Тут грянула корниловщина. Эсеры были совершенно перепуганы. Меньшевики тоже растерялись. Кадеты явно торжествовали.
Петербург разделился на три лагеря: реакционный, фактически возглавлявшийся Милюковым, который радовался подступу Корнилова и строил всяческие козни, чтобы облегчить ему вступление в Петербург, обывательский, во главе с Керенским и его правительством, до смерти перепугавшийся слишком явно волчьих аллюров им же воспитанного кандидата в диктаторы; и рабочий — весь целиком и безусловно группировавшийся вокруг нашего комитета обороны, официальным руководителем которого был тов. Дзержинский.
Думские эсеры и меньшевики были в панике. Они смотрели теперь на кадетов, как на людей, потворствующих Корнилову, а на нас — как на опору и спасителей. Было смешно видеть, как переменились позиции. Дума единогласно вотировала предложения оборонительного характера, которые мы вносили, и известная энергичная прокламация думы, которую с аэропланов бросали над корниловскими лагерями и которая свое значение имела, была написана мною и принята думой без поправок, при угрюмом воздержании кадетов.
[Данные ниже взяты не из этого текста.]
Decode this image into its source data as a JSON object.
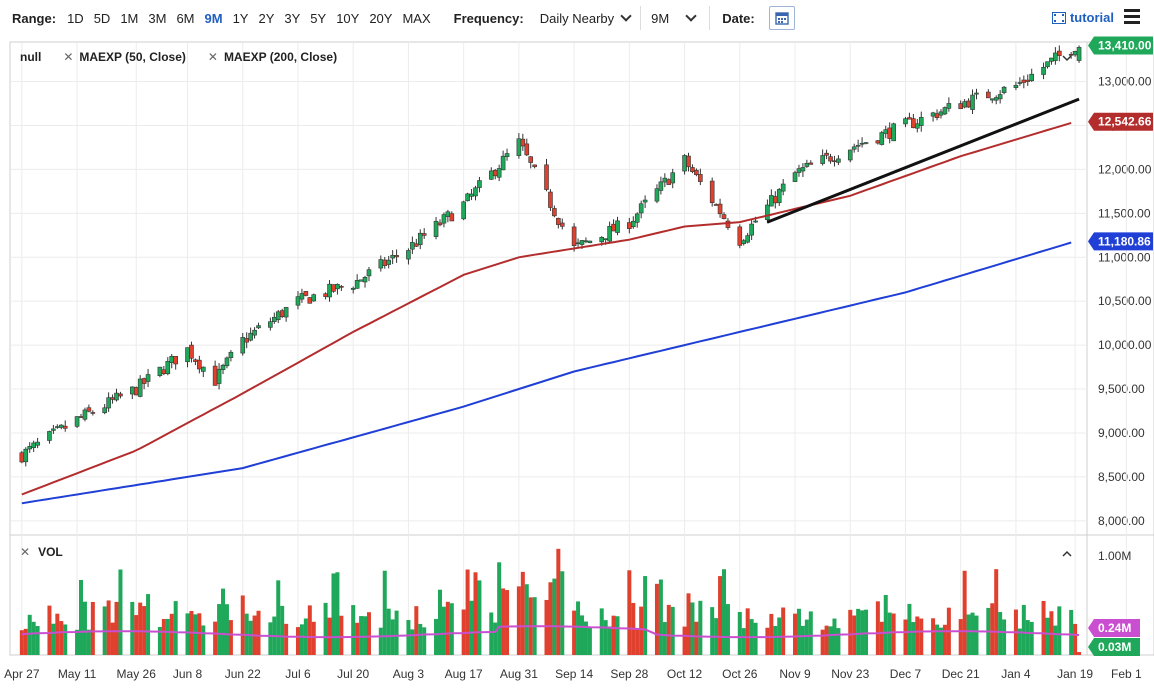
{
  "toolbar": {
    "range_label": "Range:",
    "ranges": [
      "1D",
      "5D",
      "1M",
      "3M",
      "6M",
      "9M",
      "1Y",
      "2Y",
      "3Y",
      "5Y",
      "10Y",
      "20Y",
      "MAX"
    ],
    "active_range": "9M",
    "frequency_label": "Frequency:",
    "frequency_value": "Daily Nearby",
    "period_value": "9M",
    "date_label": "Date:",
    "tutorial_label": "tutorial"
  },
  "legend": {
    "items": [
      "null",
      "MAEXP (50, Close)",
      "MAEXP (200, Close)"
    ]
  },
  "volume_panel": {
    "title": "VOL"
  },
  "colors": {
    "up": "#1fa85a",
    "down": "#e0402e",
    "ma50": "#b32d2d",
    "ma200": "#1f3fd6",
    "vol_ma": "#c94fd0",
    "trendline": "#111111",
    "active_range": "#1f5fbf"
  },
  "chart_data": [
    {
      "type": "candlestick",
      "y_ticks": [
        "13,000.00",
        "12,500.00",
        "12,000.00",
        "11,500.00",
        "11,000.00",
        "10,500.00",
        "10,000.00",
        "9,500.00",
        "9,000.00",
        "8,500.00",
        "8,000.00"
      ],
      "y_tick_values": [
        13000,
        12500,
        12000,
        11500,
        11000,
        10500,
        10000,
        9500,
        9000,
        8500,
        8000
      ],
      "ylim": [
        7850,
        13450
      ],
      "x_tick_labels": [
        "Apr 27",
        "May 11",
        "May 26",
        "Jun 8",
        "Jun 22",
        "Jul 6",
        "Jul 20",
        "Aug 3",
        "Aug 17",
        "Aug 31",
        "Sep 14",
        "Sep 28",
        "Oct 12",
        "Oct 26",
        "Nov 9",
        "Nov 23",
        "Dec 7",
        "Dec 21",
        "Jan 4",
        "Jan 19",
        "Feb 1"
      ],
      "price_path": [
        [
          "Apr 27",
          8750
        ],
        [
          "May 11",
          9150
        ],
        [
          "May 26",
          9500
        ],
        [
          "Jun 8",
          9950
        ],
        [
          "Jun 15",
          9600
        ],
        [
          "Jun 22",
          10050
        ],
        [
          "Jul 6",
          10500
        ],
        [
          "Jul 20",
          10700
        ],
        [
          "Aug 3",
          11100
        ],
        [
          "Aug 17",
          11600
        ],
        [
          "Aug 31",
          12300
        ],
        [
          "Sep 14",
          11100
        ],
        [
          "Sep 28",
          11400
        ],
        [
          "Oct 12",
          12100
        ],
        [
          "Oct 26",
          11200
        ],
        [
          "Nov 9",
          11950
        ],
        [
          "Nov 23",
          12250
        ],
        [
          "Dec 7",
          12500
        ],
        [
          "Dec 21",
          12750
        ],
        [
          "Jan 4",
          12950
        ],
        [
          "Jan 19",
          13410
        ]
      ],
      "ma50_path": [
        [
          "Apr 27",
          8300
        ],
        [
          "May 26",
          8800
        ],
        [
          "Jun 22",
          9450
        ],
        [
          "Jul 20",
          10150
        ],
        [
          "Aug 17",
          10800
        ],
        [
          "Aug 31",
          11000
        ],
        [
          "Sep 28",
          11200
        ],
        [
          "Oct 12",
          11350
        ],
        [
          "Oct 26",
          11400
        ],
        [
          "Nov 23",
          11700
        ],
        [
          "Dec 21",
          12150
        ],
        [
          "Jan 19",
          12542.66
        ]
      ],
      "ma200_path": [
        [
          "Apr 27",
          8200
        ],
        [
          "Jun 22",
          8600
        ],
        [
          "Aug 17",
          9300
        ],
        [
          "Sep 14",
          9700
        ],
        [
          "Oct 12",
          10000
        ],
        [
          "Nov 9",
          10300
        ],
        [
          "Dec 7",
          10600
        ],
        [
          "Jan 19",
          11180.86
        ]
      ],
      "trendline": [
        [
          "Nov 2",
          11400
        ],
        [
          "Jan 20",
          12800
        ]
      ],
      "last_price": {
        "label": "13,410.00",
        "value": 13410
      },
      "ma50_last": {
        "label": "12,542.66",
        "value": 12542.66
      },
      "ma200_last": {
        "label": "11,180.86",
        "value": 11180.86
      }
    },
    {
      "type": "bar",
      "title": "VOL",
      "y_ticks": [
        "1.00M"
      ],
      "y_tick_values": [
        1.0
      ],
      "ylim": [
        0,
        1.2
      ],
      "unit": "M",
      "vol_ma_last": {
        "label": "0.24M",
        "value": 0.24
      },
      "last_volume": {
        "label": "0.03M",
        "value": 0.03
      }
    }
  ]
}
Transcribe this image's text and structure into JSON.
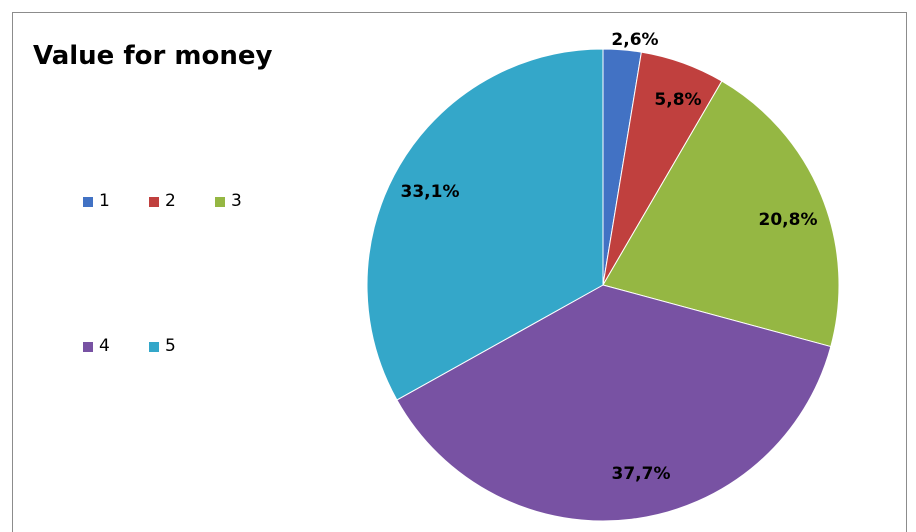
{
  "chart_data": {
    "type": "pie",
    "title": "Value for money",
    "categories": [
      "1",
      "2",
      "3",
      "4",
      "5"
    ],
    "values": [
      2.6,
      5.8,
      20.8,
      37.7,
      33.1
    ],
    "data_labels": [
      "2,6%",
      "5,8%",
      "20,8%",
      "37,7%",
      "33,1%"
    ],
    "colors": [
      "#4272c4",
      "#c0403e",
      "#95b743",
      "#7852a3",
      "#34a7c9"
    ],
    "legend": {
      "placement": "left",
      "entries": [
        "1",
        "2",
        "3",
        "4",
        "5"
      ]
    },
    "start_angle_deg": 0,
    "direction": "clockwise"
  }
}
Когда полчища Корнилова растаяли, кадеты вдруг потеряли всякий престиж. Но и дума в значительной степени потеряла для нас интерес. Революционная волна стала набухать с огромной силой, а в думе чувствовалось одно беспомощное ожидание эсерами и толпившимися за ними обывателями грядущих событий. Это было время, когда, например, Церетели говорил мне лично: «Вы придете к власти, но смотрите: мы худо или хорошо восемь месяцев поддерживали революцию в России, а вы рискуете погубить ее в два месяца». Фраза, свидетельствующая о зоркости Церетели на вершки и о близорукости его на версты.
Мое положение товарища городского головы по всем культурным делам давало мне возможность производить некоторые наблюдения над идеологией различных групп Петрограда и вне думы.
Правда, осматривая школы Петрограда и знакомясь с учительством, я ничего особенного констатировать не мог. Ко мне лично, как большевику, ставшему внезапно во главе народного образования в Петербурге, отношение было опасливое и настороженное. Я старался сделать все от меня зависящее, чтобы подчеркнуть то важное значение, которое мы придавали народному образованию и подготовке учительства к дальнейшей общей работе. Конечно, времени для этого было слишком мало. В общем учительство можно было разделить на три группы. Совершенно ничтожное меньшинство коммунистов и примыкавших к ним, значительная группа лиц, державшаяся направления так называемых передовых педагогов: Гуревича, Чарнолусского, Гердта и некоторых других, и масса обывательская, но в общем явно нам враждебная. Что касается прогрессивной группы, довольно сильной и педагогически интересной, к которой примыкал в Москве и сделавшийся там руководителем школьного дела Шацкий, то она отнюдь не отказывалась от работы со мной, наоборот, весьма охотно шла на выработку школьной реформы совместно с нами. Отмечу, что и ответственные работники тогдашнего министерства призрения с Половцевой во главе также весьма симпатически относились к нашей органической культурной работе. Симпатии распространялись вплоть до левых кадетов вроде Паниной.
Но при одном напоминании о предполагающемся переходе власти к Советам и, стало быть, к диктатуре пролетариата воя эта публика приходила в раж, который и разразился в свое время в форме своеобразного саботажа.